Corruption in Orwell’s 1984

In George Orwell’s “Animal Farm,” Napoleon shows how poor leadership can corrupt a society. Napoleon was a great leader at one point, but as quickly as the power went to his head, he started to make poor decisions. Napoleon and his fans, that were pigs, thought that considering that they were the leaders in Animal Farm they were better than the other animals. When the management went to their heads, they chose the changes the rules. The brand-new rule specified, “All the animals are equal, but some animals [Pigs] are more equal than others” (Orwell 90). Prior to the animals took the management to their heads, they were valuable and thought the all animals were together as one. They rejoiced and sang together decreeing that they were the best, “Beasts of England, monsters of Ireland, Monsters of every land and climate, Hearken to my happy tidings Of the golden future time” (Orwell 12).
Following management, Animal Farm shows a good deal of how greed can corrupt a society. Although the animals were level with each other, the Pigs felt the need to take all the supplies from the harvest.

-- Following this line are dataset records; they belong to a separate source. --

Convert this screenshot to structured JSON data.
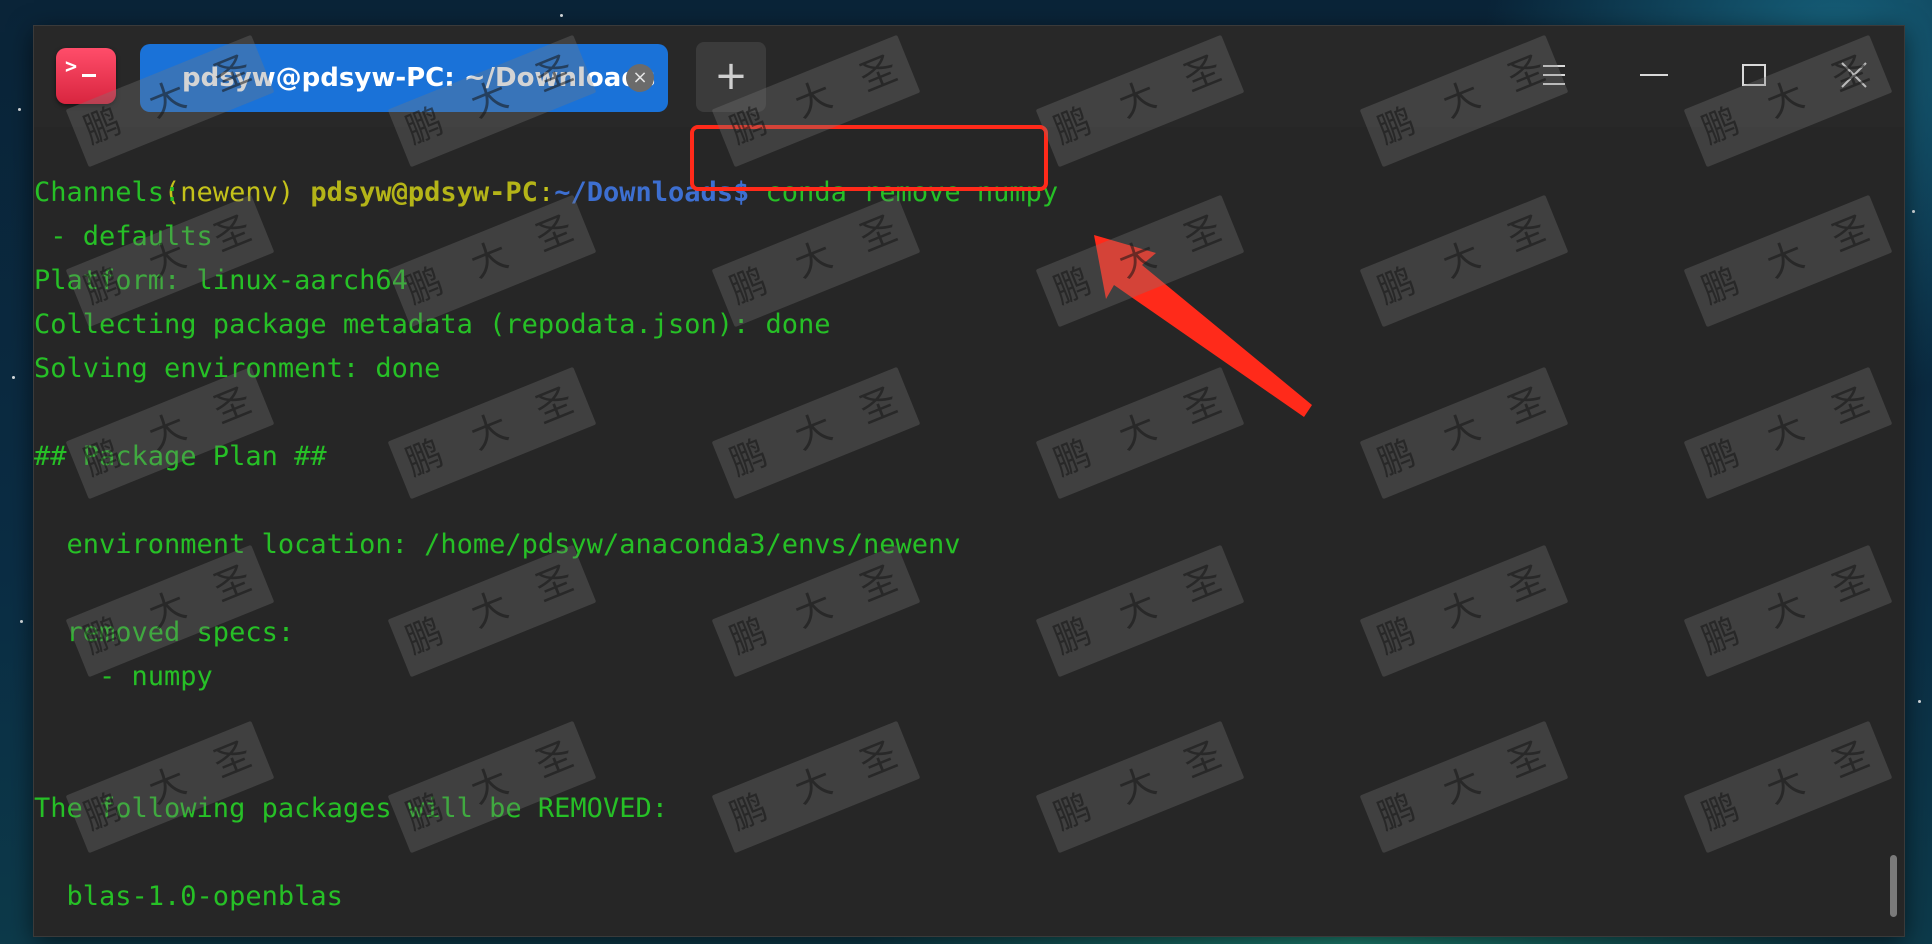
{
  "window": {
    "tab_title": "pdsyw@pdsyw-PC: ~/Downloads",
    "tab_close": "×",
    "new_tab": "+"
  },
  "terminal": {
    "prompt": {
      "venv": "(newenv)",
      "userhost": "pdsyw@pdsyw-PC",
      "colon": ":",
      "cwd": "~/Downloads",
      "dollar": "$",
      "command": "conda remove numpy"
    },
    "lines": [
      "Channels:",
      " - defaults",
      "Platform: linux-aarch64",
      "Collecting package metadata (repodata.json): done",
      "Solving environment: done",
      "",
      "## Package Plan ##",
      "",
      "  environment location: /home/pdsyw/anaconda3/envs/newenv",
      "",
      "  removed specs:",
      "    - numpy",
      "",
      "",
      "The following packages will be REMOVED:",
      "",
      "  blas-1.0-openblas"
    ]
  },
  "watermark": {
    "char1": "鹏",
    "char2": "大",
    "char3": "圣"
  },
  "colors": {
    "tab_active": "#1a72d8",
    "terminal_bg": "#262626",
    "output_green": "#26c026",
    "prompt_yellow": "#c4c21a",
    "prompt_blue": "#3d6fd1",
    "annotation_red": "#ff2a1a"
  },
  "icons": {
    "app": "terminal-icon",
    "menu": "hamburger-menu-icon",
    "minimize": "minimize-icon",
    "maximize": "maximize-icon",
    "close": "close-icon",
    "annotation": "red-arrow-icon"
  }
}
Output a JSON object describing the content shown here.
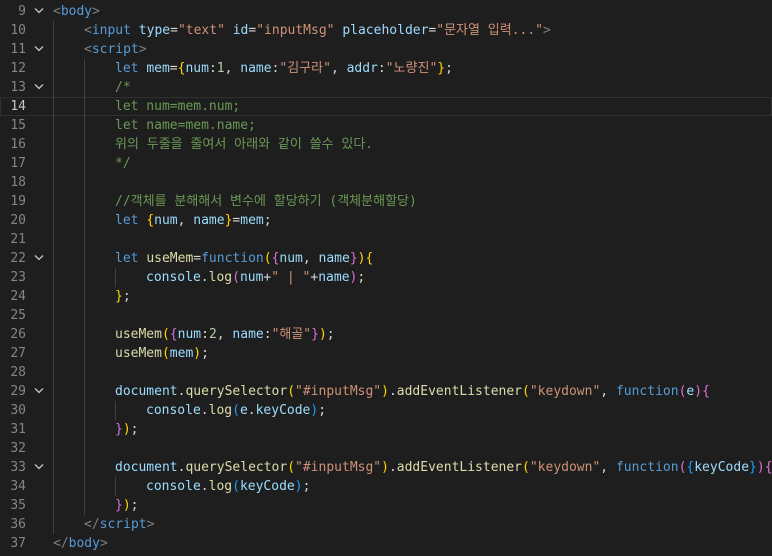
{
  "current_line": 14,
  "colors": {
    "background": "#1e1e1e",
    "line_number": "#858585",
    "tag": "#569cd6",
    "attribute": "#9cdcfe",
    "string": "#ce9178",
    "comment": "#6a9955",
    "function": "#dcdcaa",
    "number": "#b5cea8",
    "bracket_gold": "#ffd700",
    "bracket_purple": "#da70d6",
    "bracket_blue": "#179fff"
  },
  "lines": [
    {
      "n": "9",
      "fold": true,
      "indent": 0,
      "tokens": [
        [
          "t-brk",
          "<"
        ],
        [
          "t-tag",
          "body"
        ],
        [
          "t-brk",
          ">"
        ]
      ]
    },
    {
      "n": "10",
      "fold": false,
      "indent": 1,
      "tokens": [
        [
          "t-brk",
          "<"
        ],
        [
          "t-tag",
          "input"
        ],
        [
          "t-p",
          " "
        ],
        [
          "t-attr",
          "type"
        ],
        [
          "t-p",
          "="
        ],
        [
          "t-str",
          "\"text\""
        ],
        [
          "t-p",
          " "
        ],
        [
          "t-attr",
          "id"
        ],
        [
          "t-p",
          "="
        ],
        [
          "t-str",
          "\"inputMsg\""
        ],
        [
          "t-p",
          " "
        ],
        [
          "t-attr",
          "placeholder"
        ],
        [
          "t-p",
          "="
        ],
        [
          "t-str",
          "\"문자열 입력...\""
        ],
        [
          "t-brk",
          ">"
        ]
      ]
    },
    {
      "n": "11",
      "fold": true,
      "indent": 1,
      "tokens": [
        [
          "t-brk",
          "<"
        ],
        [
          "t-tag",
          "script"
        ],
        [
          "t-brk",
          ">"
        ]
      ]
    },
    {
      "n": "12",
      "fold": false,
      "indent": 2,
      "tokens": [
        [
          "t-kw",
          "let"
        ],
        [
          "t-p",
          " "
        ],
        [
          "t-var",
          "mem"
        ],
        [
          "t-p",
          "="
        ],
        [
          "t-b1",
          "{"
        ],
        [
          "t-var",
          "num"
        ],
        [
          "t-p",
          ":"
        ],
        [
          "t-num",
          "1"
        ],
        [
          "t-p",
          ", "
        ],
        [
          "t-var",
          "name"
        ],
        [
          "t-p",
          ":"
        ],
        [
          "t-str",
          "\"김구라\""
        ],
        [
          "t-p",
          ", "
        ],
        [
          "t-var",
          "addr"
        ],
        [
          "t-p",
          ":"
        ],
        [
          "t-str",
          "\"노량진\""
        ],
        [
          "t-b1",
          "}"
        ],
        [
          "t-p",
          ";"
        ]
      ]
    },
    {
      "n": "13",
      "fold": true,
      "indent": 2,
      "tokens": [
        [
          "t-com",
          "/*"
        ]
      ]
    },
    {
      "n": "14",
      "fold": false,
      "indent": 2,
      "tokens": [
        [
          "t-com",
          "let num=mem.num;"
        ]
      ]
    },
    {
      "n": "15",
      "fold": false,
      "indent": 2,
      "tokens": [
        [
          "t-com",
          "let name=mem.name;"
        ]
      ]
    },
    {
      "n": "16",
      "fold": false,
      "indent": 2,
      "tokens": [
        [
          "t-com",
          "위의 두줄을 줄여서 아래와 같이 쓸수 있다."
        ]
      ]
    },
    {
      "n": "17",
      "fold": false,
      "indent": 2,
      "tokens": [
        [
          "t-com",
          "*/"
        ]
      ]
    },
    {
      "n": "18",
      "fold": false,
      "indent": 2,
      "tokens": []
    },
    {
      "n": "19",
      "fold": false,
      "indent": 2,
      "tokens": [
        [
          "t-com",
          "//객체를 분해해서 변수에 할당하기 (객체분해할당)"
        ]
      ]
    },
    {
      "n": "20",
      "fold": false,
      "indent": 2,
      "tokens": [
        [
          "t-kw",
          "let"
        ],
        [
          "t-p",
          " "
        ],
        [
          "t-b1",
          "{"
        ],
        [
          "t-var",
          "num"
        ],
        [
          "t-p",
          ", "
        ],
        [
          "t-var",
          "name"
        ],
        [
          "t-b1",
          "}"
        ],
        [
          "t-p",
          "="
        ],
        [
          "t-var",
          "mem"
        ],
        [
          "t-p",
          ";"
        ]
      ]
    },
    {
      "n": "21",
      "fold": false,
      "indent": 2,
      "tokens": []
    },
    {
      "n": "22",
      "fold": true,
      "indent": 2,
      "tokens": [
        [
          "t-kw",
          "let"
        ],
        [
          "t-p",
          " "
        ],
        [
          "t-fn",
          "useMem"
        ],
        [
          "t-p",
          "="
        ],
        [
          "t-kw",
          "function"
        ],
        [
          "t-b1",
          "("
        ],
        [
          "t-b2",
          "{"
        ],
        [
          "t-var",
          "num"
        ],
        [
          "t-p",
          ", "
        ],
        [
          "t-var",
          "name"
        ],
        [
          "t-b2",
          "}"
        ],
        [
          "t-b1",
          ")"
        ],
        [
          "t-b1",
          "{"
        ]
      ]
    },
    {
      "n": "23",
      "fold": false,
      "indent": 3,
      "tokens": [
        [
          "t-var",
          "console"
        ],
        [
          "t-p",
          "."
        ],
        [
          "t-fn",
          "log"
        ],
        [
          "t-b2",
          "("
        ],
        [
          "t-var",
          "num"
        ],
        [
          "t-p",
          "+"
        ],
        [
          "t-str",
          "\" | \""
        ],
        [
          "t-p",
          "+"
        ],
        [
          "t-var",
          "name"
        ],
        [
          "t-b2",
          ")"
        ],
        [
          "t-p",
          ";"
        ]
      ]
    },
    {
      "n": "24",
      "fold": false,
      "indent": 2,
      "tokens": [
        [
          "t-b1",
          "}"
        ],
        [
          "t-p",
          ";"
        ]
      ]
    },
    {
      "n": "25",
      "fold": false,
      "indent": 2,
      "tokens": []
    },
    {
      "n": "26",
      "fold": false,
      "indent": 2,
      "tokens": [
        [
          "t-fn",
          "useMem"
        ],
        [
          "t-b1",
          "("
        ],
        [
          "t-b2",
          "{"
        ],
        [
          "t-var",
          "num"
        ],
        [
          "t-p",
          ":"
        ],
        [
          "t-num",
          "2"
        ],
        [
          "t-p",
          ", "
        ],
        [
          "t-var",
          "name"
        ],
        [
          "t-p",
          ":"
        ],
        [
          "t-str",
          "\"해골\""
        ],
        [
          "t-b2",
          "}"
        ],
        [
          "t-b1",
          ")"
        ],
        [
          "t-p",
          ";"
        ]
      ]
    },
    {
      "n": "27",
      "fold": false,
      "indent": 2,
      "tokens": [
        [
          "t-fn",
          "useMem"
        ],
        [
          "t-b1",
          "("
        ],
        [
          "t-var",
          "mem"
        ],
        [
          "t-b1",
          ")"
        ],
        [
          "t-p",
          ";"
        ]
      ]
    },
    {
      "n": "28",
      "fold": false,
      "indent": 2,
      "tokens": []
    },
    {
      "n": "29",
      "fold": true,
      "indent": 2,
      "tokens": [
        [
          "t-var",
          "document"
        ],
        [
          "t-p",
          "."
        ],
        [
          "t-fn",
          "querySelector"
        ],
        [
          "t-b1",
          "("
        ],
        [
          "t-str",
          "\"#inputMsg\""
        ],
        [
          "t-b1",
          ")"
        ],
        [
          "t-p",
          "."
        ],
        [
          "t-fn",
          "addEventListener"
        ],
        [
          "t-b1",
          "("
        ],
        [
          "t-str",
          "\"keydown\""
        ],
        [
          "t-p",
          ", "
        ],
        [
          "t-kw",
          "function"
        ],
        [
          "t-b2",
          "("
        ],
        [
          "t-var",
          "e"
        ],
        [
          "t-b2",
          ")"
        ],
        [
          "t-b2",
          "{"
        ]
      ]
    },
    {
      "n": "30",
      "fold": false,
      "indent": 3,
      "tokens": [
        [
          "t-var",
          "console"
        ],
        [
          "t-p",
          "."
        ],
        [
          "t-fn",
          "log"
        ],
        [
          "t-b3",
          "("
        ],
        [
          "t-var",
          "e"
        ],
        [
          "t-p",
          "."
        ],
        [
          "t-var",
          "keyCode"
        ],
        [
          "t-b3",
          ")"
        ],
        [
          "t-p",
          ";"
        ]
      ]
    },
    {
      "n": "31",
      "fold": false,
      "indent": 2,
      "tokens": [
        [
          "t-b2",
          "}"
        ],
        [
          "t-b1",
          ")"
        ],
        [
          "t-p",
          ";"
        ]
      ]
    },
    {
      "n": "32",
      "fold": false,
      "indent": 2,
      "tokens": []
    },
    {
      "n": "33",
      "fold": true,
      "indent": 2,
      "tokens": [
        [
          "t-var",
          "document"
        ],
        [
          "t-p",
          "."
        ],
        [
          "t-fn",
          "querySelector"
        ],
        [
          "t-b1",
          "("
        ],
        [
          "t-str",
          "\"#inputMsg\""
        ],
        [
          "t-b1",
          ")"
        ],
        [
          "t-p",
          "."
        ],
        [
          "t-fn",
          "addEventListener"
        ],
        [
          "t-b1",
          "("
        ],
        [
          "t-str",
          "\"keydown\""
        ],
        [
          "t-p",
          ", "
        ],
        [
          "t-kw",
          "function"
        ],
        [
          "t-b2",
          "("
        ],
        [
          "t-b3",
          "{"
        ],
        [
          "t-var",
          "keyCode"
        ],
        [
          "t-b3",
          "}"
        ],
        [
          "t-b2",
          ")"
        ],
        [
          "t-b2",
          "{"
        ]
      ]
    },
    {
      "n": "34",
      "fold": false,
      "indent": 3,
      "tokens": [
        [
          "t-var",
          "console"
        ],
        [
          "t-p",
          "."
        ],
        [
          "t-fn",
          "log"
        ],
        [
          "t-b3",
          "("
        ],
        [
          "t-var",
          "keyCode"
        ],
        [
          "t-b3",
          ")"
        ],
        [
          "t-p",
          ";"
        ]
      ]
    },
    {
      "n": "35",
      "fold": false,
      "indent": 2,
      "tokens": [
        [
          "t-b2",
          "}"
        ],
        [
          "t-b1",
          ")"
        ],
        [
          "t-p",
          ";"
        ]
      ]
    },
    {
      "n": "36",
      "fold": false,
      "indent": 1,
      "tokens": [
        [
          "t-brk",
          "</"
        ],
        [
          "t-tag",
          "script"
        ],
        [
          "t-brk",
          ">"
        ]
      ]
    },
    {
      "n": "37",
      "fold": false,
      "indent": 0,
      "tokens": [
        [
          "t-brk",
          "</"
        ],
        [
          "t-tag",
          "body"
        ],
        [
          "t-brk",
          ">"
        ]
      ]
    }
  ]
}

Given that they were “higher” in rank and smarter than the other animals, the Pigs believed that they need to have all the milk and apples to make them “smarter”; “Our sole item in taking these things is to protect our health. Milk and apples (this has actually been shown by Science, pals) includes substances absolutely to the well-being of a pig. (Orwell 35-36) Likewise, when Napoleon was trading with other farms he tricks them into giving him more cash. He utilizes two farms that are against each other and attempts to see which farm can provide him the most money. Napoleon had in the lawn “a pile of wood which were stacked ten years earlier” (Orwell 77), was “well seasoned” (Orwell 77), and “both Mr. Pilkington and Mr. Frederick were anxious to buy it.” (Orwell 77) Napoleon is a prime example of how greediness goes straight to one’s head.
When there is both leadership and greed in a society, there can also be possessiveness. After which the animals take over the farm, the Pigs start to take control over the entire farm. Gradually the Pigs start to end up being more possessive, primarily Napoleon. The Pigs were all in charge together, however Napoleon wished to take all of the power. When Snowball tried to assist the farm by producing the styles of a windmill, Napoleon ruins them purposefully so the farm will not let Snowball remain in control. Napoleon did not like his ideas, “nevertheless, he got here suddenly to analyze the plans.”(Orwell 50) Napoleon ensures no one is around and,” he lifted his leg, urinated over the plans, and left without uttering a word” (Orwell 50). Napoleon wished to have all the power, and by doing so he would remove anything and/or anyone to get what he desires.
In Animal Farm, Orwell not only shows, but shows how the traits of management, greed, and possessiveness can corrupt a society. The primary individual then reveals all of these characteristics is Napoleon. He is ruthless and wants to have everything for himself. Since of his actions, he was triggering the animal farm’s destruction and fall. For many years that passed, more animals began to pass away and food becomes limited. This was all due to the fact that of the bad leadership. George Orwell proves that with poor management or if there are poor leaders in the society, there will be corruption and no peace.